FFD — Why O(n log n)

Step 1 — Sort: Sorting n items costs O(n log n). This is the dominant cost.
Step 2 — Placement: For each of the n items, find the first fitting bin. With a naive scan: O(n) per item = O(n²) total. With a balanced BST tracking bin capacities: O(log n) per item = O(n log n) total.
Total: O(n log n) with optimized implementation.

Brute Force — Why O(kⁿ)

Each of the n items can go into any of k bins. The number of possible assignments is k × k × k × … (n times) = kⁿ.
For n=10, k=4: 4¹⁰ = 1,048,576 assignments.
For n=20, k=10: 10²⁰ = 100,000,000,000,000,000,000 assignments.
At 10⁹ operations/second: that's 3×10¹⁰ years. This is why NP-complete problems need approximations.

The (11/9)·OPT Guarantee

Proven by Johnson (1973) and confirmed by Simchi-Levi (1994).

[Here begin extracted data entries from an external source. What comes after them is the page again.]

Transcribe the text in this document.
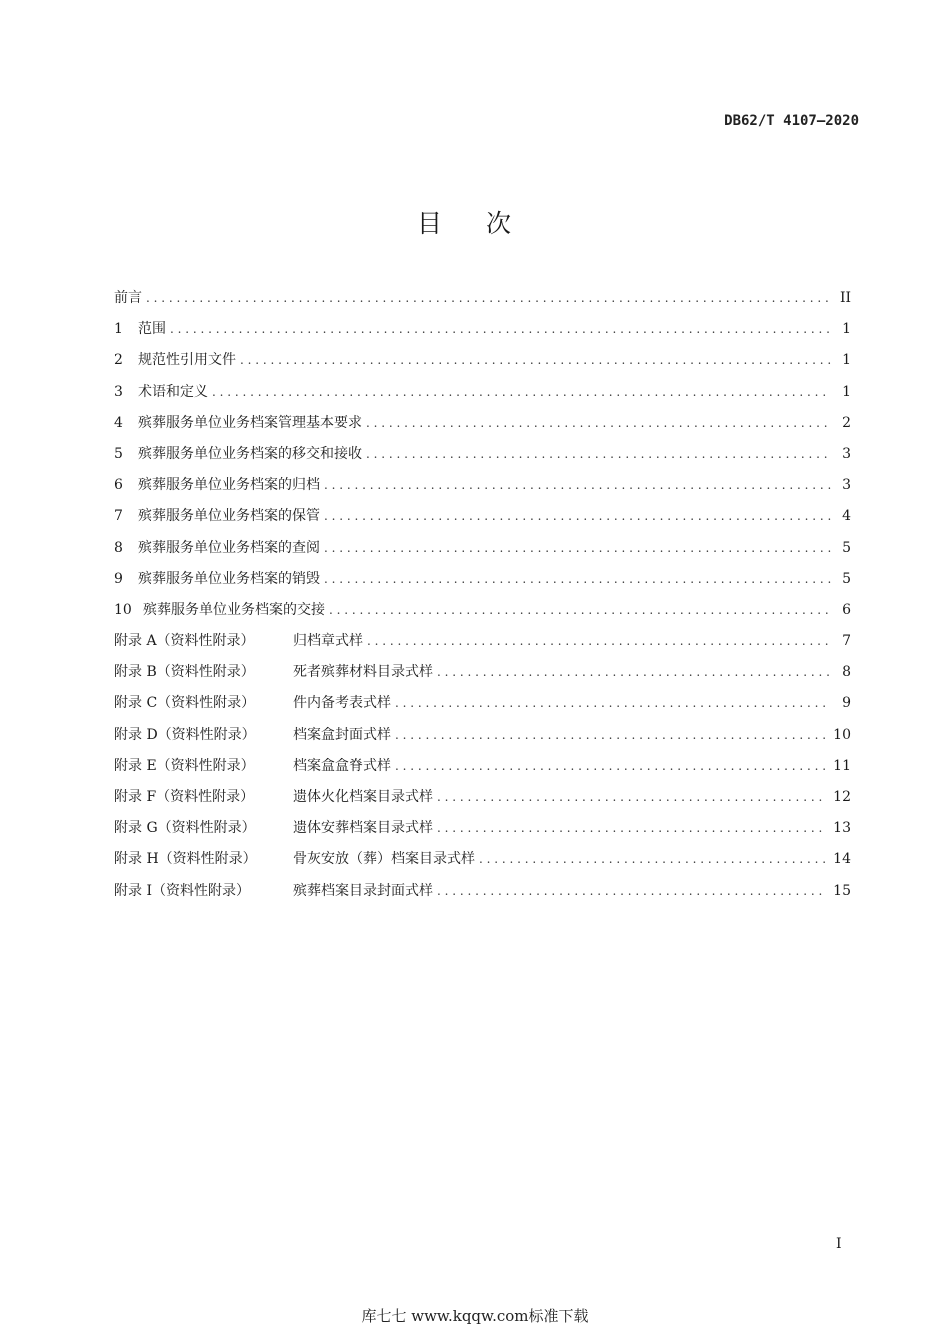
DB62/T 4107—2020
目次
前言 . . .	II
1	范围 . . .	1
2	规范性引用文件 . . .	1
3	术语和定义 . . .	1
4	殡葬服务单位业务档案管理基本要求 . . .	2
5	殡葬服务单位业务档案的移交和接收 . . .	3
6	殡葬服务单位业务档案的归档 . . .	3
7	殡葬服务单位业务档案的保管 . . .	4
8	殡葬服务单位业务档案的查阅 . . .	5
9	殡葬服务单位业务档案的销毁 . . .	5
10 殡葬服务单位业务档案的交接 . . .	6
附录 A（资料性附录）	归档章式样 . . .	7
附录 B（资料性附录）	死者殡葬材料目录式样 . . .	8
附录 C（资料性附录）	件内备考表式样 . . .	9
附录 D（资料性附录）	档案盒封面式样 . . .	10
附录 E（资料性附录）	档案盒盒脊式样 . . .	11
附录 F（资料性附录）	遗体火化档案目录式样 . . .	12
附录 G（资料性附录）	遗体安葬档案目录式样 . . .	13
附录 H（资料性附录）	骨灰安放（葬）档案目录式样 . . .	14
附录 I（资料性附录）	殡葬档案目录封面式样 . . .	15
I
库七七 www.kqqw.com标准下载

If OPT = optimal bins needed, FFD uses at most (11/9)·OPT + 6/9 bins.
For large OPT the +6/9 becomes negligible: essentially FFD is within ~22% of optimal.
This bound is tight — specific inputs exist where FFD uses exactly 11/9 of OPT.

Space Complexity — All O(n)

All four algorithms only need to store:
• The n item sizes — O(n)
• Which bin each item is in — O(n)
• The remaining capacity per bin — O(k) ≤ O(n)
FFD also needs sorted order but that's still O(n). No algorithm needs more than linear space.